We also had a rabid beaver in Umstead Park last year, right across the street from where I live. He was running right after some folks picnicking in the park. One of them had the ingenuity to jump up on a table and beat the heck out of that thing with a stick. I'd like to hire that fast thinker as my bodyguard because there's no way I would have had the guts and wherewithal to do that. My sense is that few other people would either.

I want to preface by saying that it could well be the case that Orange County does a better job of reporting its rabies incidents to the state than other counties do, and that's a part of the reason for its frontrunner status.

Still, there's no reason I can see that we should have more cases than virtually anywhere else in the state, including counties that both cover a much larger area and are on balance much more rural.

I think it's time for the county commissioners to put some pressure on their staff to figure out why we have such a rabies problem, and what can be done about it.

I don't want to have to move with trepidation every time I see an animal acting weirdly when I'm walking around town.

We have outstanding folks working for the county, and I'm confident that if told to find a solution they will be able to come up with some steps toward resolving the problem. There's lots of thing that Orange County leads the state in, and almost all of them are good. By tackling the rabies problem I hope we can get rid of the bad one.

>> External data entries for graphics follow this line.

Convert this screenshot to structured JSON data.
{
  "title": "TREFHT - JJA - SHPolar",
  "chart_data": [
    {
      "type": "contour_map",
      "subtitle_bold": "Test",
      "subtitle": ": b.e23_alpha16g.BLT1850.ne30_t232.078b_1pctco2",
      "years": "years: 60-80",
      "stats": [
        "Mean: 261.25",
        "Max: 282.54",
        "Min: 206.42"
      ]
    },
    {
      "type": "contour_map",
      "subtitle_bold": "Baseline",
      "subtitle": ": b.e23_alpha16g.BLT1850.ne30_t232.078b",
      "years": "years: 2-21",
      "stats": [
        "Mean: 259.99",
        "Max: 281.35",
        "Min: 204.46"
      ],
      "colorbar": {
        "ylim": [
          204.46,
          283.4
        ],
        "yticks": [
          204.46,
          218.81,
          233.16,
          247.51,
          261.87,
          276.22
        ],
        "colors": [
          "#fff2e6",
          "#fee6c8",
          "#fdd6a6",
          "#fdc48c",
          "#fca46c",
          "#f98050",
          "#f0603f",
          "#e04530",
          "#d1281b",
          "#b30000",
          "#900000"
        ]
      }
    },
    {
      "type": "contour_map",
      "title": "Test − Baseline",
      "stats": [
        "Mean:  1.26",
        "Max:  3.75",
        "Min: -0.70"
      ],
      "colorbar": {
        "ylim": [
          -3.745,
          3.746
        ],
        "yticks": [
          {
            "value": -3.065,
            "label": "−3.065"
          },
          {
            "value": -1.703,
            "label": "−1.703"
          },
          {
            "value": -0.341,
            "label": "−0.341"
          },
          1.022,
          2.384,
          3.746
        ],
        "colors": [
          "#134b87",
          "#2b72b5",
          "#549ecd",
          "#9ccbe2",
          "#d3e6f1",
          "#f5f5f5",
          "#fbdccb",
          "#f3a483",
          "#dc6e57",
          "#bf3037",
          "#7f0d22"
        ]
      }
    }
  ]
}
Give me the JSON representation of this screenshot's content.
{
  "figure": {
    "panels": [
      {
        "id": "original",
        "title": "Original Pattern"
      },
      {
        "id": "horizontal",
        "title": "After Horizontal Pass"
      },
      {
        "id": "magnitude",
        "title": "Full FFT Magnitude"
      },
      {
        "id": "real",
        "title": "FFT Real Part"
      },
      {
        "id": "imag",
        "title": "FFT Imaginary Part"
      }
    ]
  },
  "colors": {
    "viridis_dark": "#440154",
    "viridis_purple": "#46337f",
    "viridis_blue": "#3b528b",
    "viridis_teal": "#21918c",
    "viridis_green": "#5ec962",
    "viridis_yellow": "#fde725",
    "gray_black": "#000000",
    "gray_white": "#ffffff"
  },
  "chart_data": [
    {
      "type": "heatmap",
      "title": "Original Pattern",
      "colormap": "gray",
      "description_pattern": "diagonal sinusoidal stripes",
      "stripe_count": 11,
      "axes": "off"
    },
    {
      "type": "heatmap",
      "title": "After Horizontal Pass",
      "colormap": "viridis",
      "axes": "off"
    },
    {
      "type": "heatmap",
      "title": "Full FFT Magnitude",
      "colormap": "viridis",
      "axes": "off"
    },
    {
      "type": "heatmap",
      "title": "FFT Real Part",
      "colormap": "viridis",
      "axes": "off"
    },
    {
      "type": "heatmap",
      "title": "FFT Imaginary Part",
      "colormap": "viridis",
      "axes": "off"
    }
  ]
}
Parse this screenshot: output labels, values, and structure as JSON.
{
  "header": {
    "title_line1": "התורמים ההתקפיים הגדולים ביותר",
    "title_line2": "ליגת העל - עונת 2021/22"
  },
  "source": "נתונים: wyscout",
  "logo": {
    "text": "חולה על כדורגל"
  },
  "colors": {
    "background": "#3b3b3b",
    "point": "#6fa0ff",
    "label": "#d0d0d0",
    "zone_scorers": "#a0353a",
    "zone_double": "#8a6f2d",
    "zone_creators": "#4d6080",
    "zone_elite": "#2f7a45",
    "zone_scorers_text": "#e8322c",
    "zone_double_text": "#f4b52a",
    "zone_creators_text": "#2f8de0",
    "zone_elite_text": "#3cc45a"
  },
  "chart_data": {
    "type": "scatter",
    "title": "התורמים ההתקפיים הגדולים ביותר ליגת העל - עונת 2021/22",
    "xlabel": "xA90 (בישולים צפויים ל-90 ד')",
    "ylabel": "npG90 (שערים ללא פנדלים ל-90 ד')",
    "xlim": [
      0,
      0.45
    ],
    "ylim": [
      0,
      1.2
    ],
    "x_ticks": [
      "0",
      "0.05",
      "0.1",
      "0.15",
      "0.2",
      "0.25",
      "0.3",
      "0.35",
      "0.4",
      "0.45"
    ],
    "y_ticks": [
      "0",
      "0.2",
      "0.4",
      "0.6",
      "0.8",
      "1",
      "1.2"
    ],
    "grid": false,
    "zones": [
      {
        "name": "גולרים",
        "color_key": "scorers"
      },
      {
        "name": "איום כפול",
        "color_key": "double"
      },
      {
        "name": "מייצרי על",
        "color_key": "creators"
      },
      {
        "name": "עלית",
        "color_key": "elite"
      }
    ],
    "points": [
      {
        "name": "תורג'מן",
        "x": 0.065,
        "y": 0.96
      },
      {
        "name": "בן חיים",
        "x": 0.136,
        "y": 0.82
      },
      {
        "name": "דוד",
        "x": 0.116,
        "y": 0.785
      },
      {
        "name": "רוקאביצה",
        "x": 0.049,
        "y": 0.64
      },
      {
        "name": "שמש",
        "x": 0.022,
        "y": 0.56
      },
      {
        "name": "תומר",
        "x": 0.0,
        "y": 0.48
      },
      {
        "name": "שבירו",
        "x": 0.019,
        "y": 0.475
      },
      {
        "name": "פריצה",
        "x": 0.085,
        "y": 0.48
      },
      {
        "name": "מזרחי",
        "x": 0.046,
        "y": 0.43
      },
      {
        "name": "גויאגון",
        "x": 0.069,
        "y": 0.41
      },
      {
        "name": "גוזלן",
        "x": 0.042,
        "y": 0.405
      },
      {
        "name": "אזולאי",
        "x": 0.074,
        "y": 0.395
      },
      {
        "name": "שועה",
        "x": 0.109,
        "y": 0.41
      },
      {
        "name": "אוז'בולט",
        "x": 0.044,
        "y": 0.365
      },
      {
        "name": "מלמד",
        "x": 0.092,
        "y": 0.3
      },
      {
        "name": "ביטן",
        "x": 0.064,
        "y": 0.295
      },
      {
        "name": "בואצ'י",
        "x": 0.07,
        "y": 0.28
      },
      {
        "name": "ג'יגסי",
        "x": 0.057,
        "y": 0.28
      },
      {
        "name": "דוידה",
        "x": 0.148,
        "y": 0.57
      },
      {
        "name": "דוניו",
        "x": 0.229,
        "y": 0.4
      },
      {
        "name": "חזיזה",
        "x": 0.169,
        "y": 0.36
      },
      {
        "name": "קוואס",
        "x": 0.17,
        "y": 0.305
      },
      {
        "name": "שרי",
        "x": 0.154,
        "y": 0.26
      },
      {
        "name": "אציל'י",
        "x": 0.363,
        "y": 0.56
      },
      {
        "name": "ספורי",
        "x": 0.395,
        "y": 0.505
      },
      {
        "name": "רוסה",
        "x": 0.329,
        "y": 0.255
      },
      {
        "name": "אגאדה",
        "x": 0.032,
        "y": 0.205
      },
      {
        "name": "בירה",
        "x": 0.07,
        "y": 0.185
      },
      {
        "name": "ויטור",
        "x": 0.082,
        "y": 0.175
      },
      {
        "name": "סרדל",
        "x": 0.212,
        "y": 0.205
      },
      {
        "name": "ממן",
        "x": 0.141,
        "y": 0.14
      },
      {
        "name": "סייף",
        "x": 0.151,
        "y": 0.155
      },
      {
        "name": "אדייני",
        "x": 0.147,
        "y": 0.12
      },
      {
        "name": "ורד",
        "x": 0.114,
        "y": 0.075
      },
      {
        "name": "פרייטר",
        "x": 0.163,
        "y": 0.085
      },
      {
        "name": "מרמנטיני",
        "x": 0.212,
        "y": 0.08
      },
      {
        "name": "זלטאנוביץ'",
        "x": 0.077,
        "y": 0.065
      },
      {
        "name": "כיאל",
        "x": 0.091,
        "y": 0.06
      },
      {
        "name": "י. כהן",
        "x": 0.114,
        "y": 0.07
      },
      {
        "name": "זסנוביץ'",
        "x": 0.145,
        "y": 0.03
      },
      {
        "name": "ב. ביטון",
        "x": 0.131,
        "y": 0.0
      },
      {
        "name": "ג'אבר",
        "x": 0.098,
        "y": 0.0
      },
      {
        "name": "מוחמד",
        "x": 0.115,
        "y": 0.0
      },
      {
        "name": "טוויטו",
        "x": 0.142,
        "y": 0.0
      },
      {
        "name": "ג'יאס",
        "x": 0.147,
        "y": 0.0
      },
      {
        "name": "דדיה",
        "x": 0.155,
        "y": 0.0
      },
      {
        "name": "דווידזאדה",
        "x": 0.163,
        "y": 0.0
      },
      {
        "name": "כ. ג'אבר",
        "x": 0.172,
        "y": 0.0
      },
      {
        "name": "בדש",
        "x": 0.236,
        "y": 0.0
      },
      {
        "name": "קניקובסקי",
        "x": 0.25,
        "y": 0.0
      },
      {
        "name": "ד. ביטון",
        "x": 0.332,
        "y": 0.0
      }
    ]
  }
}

As long as we're on the topic of public health issues, I'd like to see Chapel Hill look at how it can do a better job of cleaning up roadkill.

One day in October I was on the phone with a Town Council member as I stepped in a dead squirrel right on the sidewalk on Cameron Avenue.

As grossed out as I was by the experience, it had long struck me as inevitable. There is a real problem with roadkill being allowed to sit on the sidewalk for days without being cleaned up. I suppose I could call and report every time I see it, but the onus should be more on the town than individual citizens to ensure that's being taken care of.

The most disgusting piece of fallout from this problem I've ever seen happened one day last summer when I saw a dead squirrel while walking downtown. I made a point of walking back home on the other side of the street -- and I was sure glad I did when I saw a raccoon eating it for dinner!

That's a site I could live without seeing ever again. Needless to say I didn't have much of a dinner that evening.

I'm sure folks are doing their jobs, but I'm equally sure that I've never been in any other community that seemed to have dead animals sprawled across the sidewalk with such frequency. There must be some room for improvement in how we dispose of roadkill, and I'd like to see it made. Chapel Hill's town government is outstanding at virtually everything it does, and this is one more thing to add to the list.

Roadkill and rabies. These are two of the problems that have been bothering me of late in an otherwise outstanding community. Let's hope our elected leaders and the great staffs they oversee can do something about them.